Get rid of friends who don’t believe in you. Do they make fun of your writerly ambitions? He suggests calling them up to “fire them” without delay.

Live in the library. Don’t live in your “goddamn computers.” He may not have gone to college, but his insatiable reading habits allowed him to “graduate from the library” at age 28.

Fall in love with movies. Preferably old ones.

Write with joy. In his mind, “writing is not a serious business.” If a story starts to feel like work, scrap it and start one that doesn’t. “I want you to envy me my joy,” he tells his audience.

Don’t plan on making money. He and his wife, who “took a vow of poverty” to marry him, hit 37 before they could afford a car (and he still never got around to picking up a license).

List ten things you love and ten things you hate. Then write about the former, and “kill” the later—also by writing about them. Do the same with your fears.

Just type any old thing that comes into your head.

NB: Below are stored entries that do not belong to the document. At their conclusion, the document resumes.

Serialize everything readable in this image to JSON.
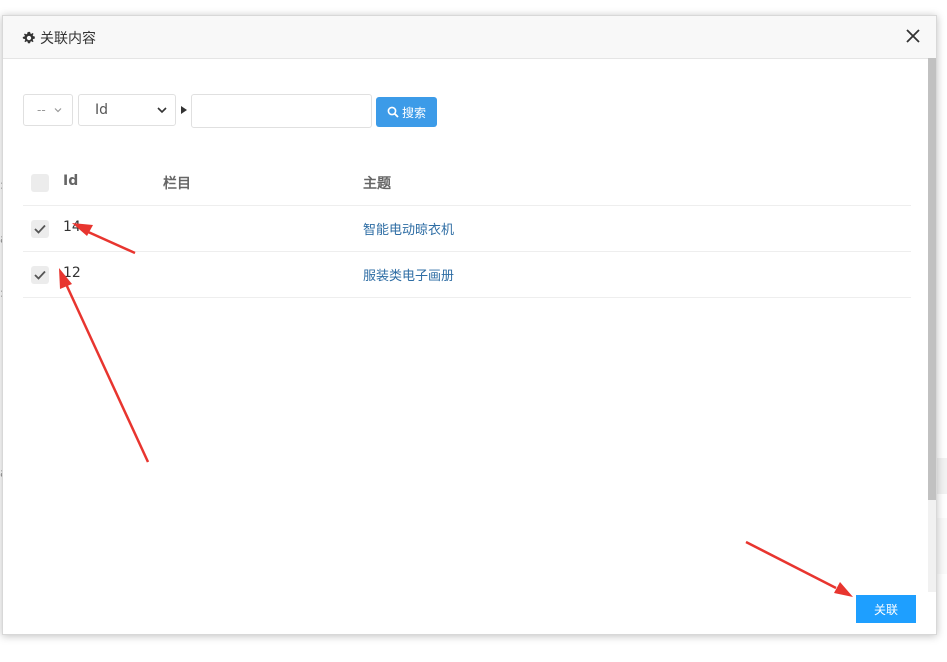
{
  "modal": {
    "title": "关联内容",
    "title_icon": "gear-icon",
    "close_icon": "close-icon"
  },
  "toolbar": {
    "operator_value": "--",
    "field_value": "Id",
    "search_value": "",
    "search_label": "搜索"
  },
  "table": {
    "headers": {
      "id": "Id",
      "column": "栏目",
      "topic": "主题"
    },
    "rows": [
      {
        "id": "14",
        "column": "",
        "topic": "智能电动晾衣机",
        "checked": true
      },
      {
        "id": "12",
        "column": "",
        "topic": "服装类电子画册",
        "checked": true
      }
    ]
  },
  "footer": {
    "confirm_label": "关联"
  },
  "colors": {
    "accent": "#1e9fff",
    "search_button": "#3c9be8",
    "link": "#2e6da4",
    "annotation_arrow": "#e8352f"
  }
}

Bradbury recommends “word association” to break down any creative blockages, since “you don’t know what’s in you until you test it.”

Remember, with writing, what you’re looking for is just one person to come up and tell you, “I love you for what you do.” Or, failing that, you’re looking for someone to come up and tell you, “You’re not nuts like people say.”

When U.S. President Barack Obama learned of Ray Bradbury’s death, he offered the following words of tribute:

“For many Americans, the news of Ray Bradbury’s death immediately brought to mind images from his work, imprinted in our minds, often from a young age. His gift for storytelling reshaped our culture and expanded our world. But Ray also understood that our imaginations could be used as a tool for better understanding, a vehicle for change, and an expression of our most cherished values. There is no doubt that Ray will continue to inspire many more generations with his writing, and our thoughts and prayers are with his family and friends.”

Ray Bradbury has published more than 500 works of literature, including short stories, novels, plays, screenplays, televisions scripts, an opera, and verse.